Thursday, 24 August 2023

Fremont, Edinburgh International Film Festival

 It's in black and white, slow paced, nothing much happens. But that won't stop you enjoying Fremont.

Donya is a twenty-something Afghan, once a translator for the US Army, who manged to escape from her country, and the likely revenge of the Taliban, on one of the evacuation flights that left before Kabul fell. Now she's living in Fremont, California, in a tiny apartment, with largely Afghan neighbours, and working in a boring job in a Fortune Cookie factory. She can't sleep, she spends her evening watching TV with an old man, and life doesn't appear to hold out much home.

But then she starts to have sessions with Dr Anthony, a psychiatrist who's weirdly obsessed with White Fang, and gets a promotion at the factory so that now she's writing the fortunes to put in the cookies, life hints at the possibility of change. She tries to take some control for herself, but events dictate otherwise, and take her in an unexpected direction.

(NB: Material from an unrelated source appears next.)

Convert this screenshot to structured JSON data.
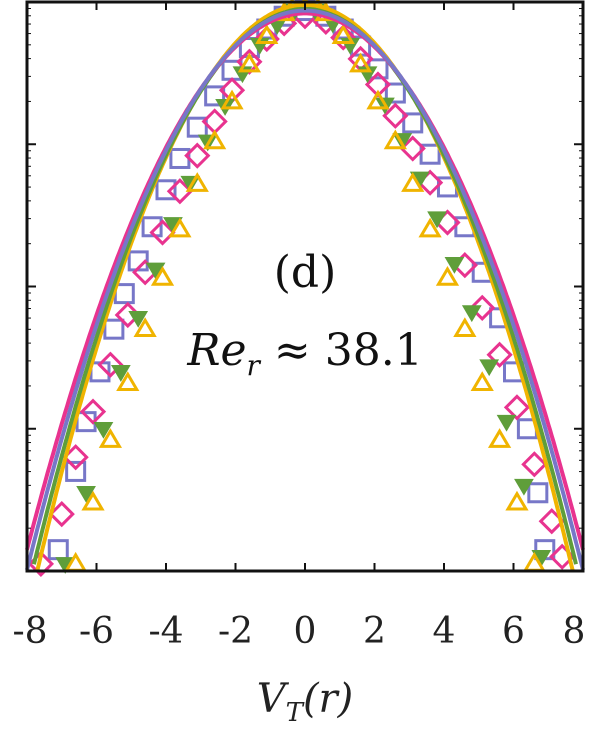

Anaita Wali Zada plays Donya as the calm, repressed centre of range of characters also trying to find their own answers. She holds in the traumas she has experienced in the war, and holds out this new world that she finds hard to navigate. The filming is intimate, lingering, allowing Zada time to give us hints of Donya's emotions behind the impassivity. The character has a deep strength that has survived much and will find her way to deal with this new environment.

As said above, nothing much happens. Yet the movie manages to give the audience themes of loneliness, displacement, women's right, culture clash, racism and, ultimately, love. The slow pace is a strength in getting to know Donya and understand her situation, and that she will find her own way to a better future.

Very satisfying, and definitely worth a watch.